Is Anything Using It Today?

Almost certainly nothing using it for its registered purpose. Software distribution in enterprise environments moved on to tools that use standard web ports (80/443) or dedicated modern protocols.

If you see activity on port 2310, it's more likely to be:

  • A custom application that chose this port arbitrarily because it appeared free
  • A misconfigured service that defaulted to an unusual port
  • Background scanning traffic from security researchers or bots probing the registered range

How to Check What's Listening on Port 2310

On Linux or macOS:

# Show which process is using port 2310
ss -tlnp | grep 2310

# Or with lsof
lsof -i :2310

On Windows:

netstat -ano | findstr :2310

The output will show the process ID (PID) bound to the port. Cross-reference with Task Manager or ps to identify the application.

If nothing comes back, the port is silent — which is the expected result for port 2310 on any modern system.
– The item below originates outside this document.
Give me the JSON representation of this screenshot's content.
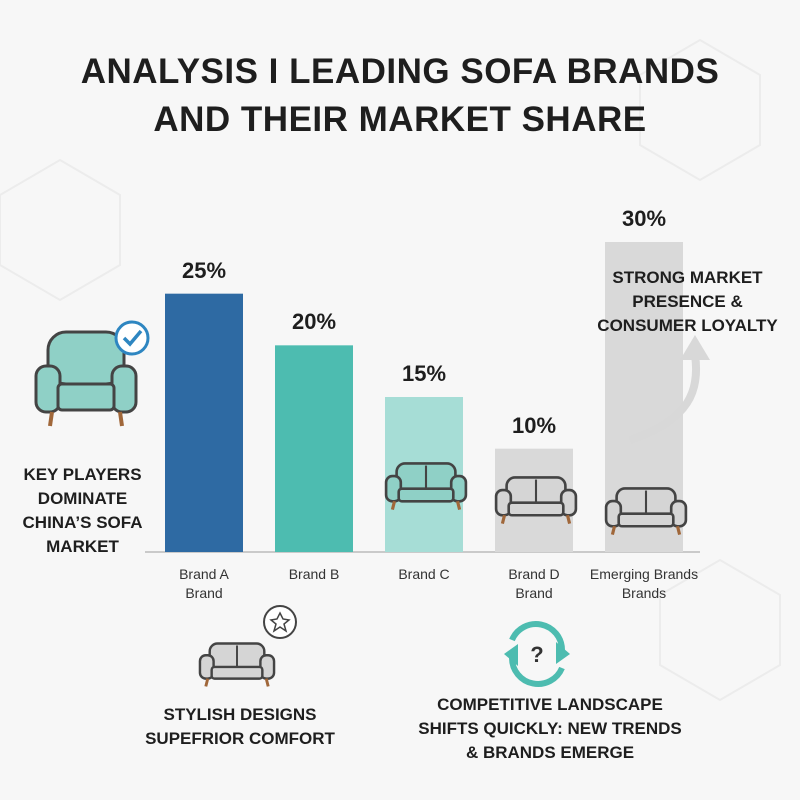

Why Unassigned (and Dormant) Ports Matter

The registered port range contains 48,128 port numbers. A meaningful fraction of them are assigned to services that no longer exist, products that never shipped, or protocols that never gained traction. This matters for two reasons:

Security scanning: Automated scanners treat unexpected activity on any port as potentially significant. An application quietly using port 2310 for internal communication may trigger alerts simply because nothing is supposed to be there.

Port selection for new software: Developers choosing ports for new applications have to navigate the registry carefully. A port that appears dormant might still be in active use by legacy enterprise software somewhere. "Registered but abandoned" is an ambiguous state.

The Internet Assigned Numbers Authority periodically reviews the registry, but the backlog of dormant registrations is enormous. Port 2310's sdclient entry will likely outlast anyone who remembers what sdclient actually did.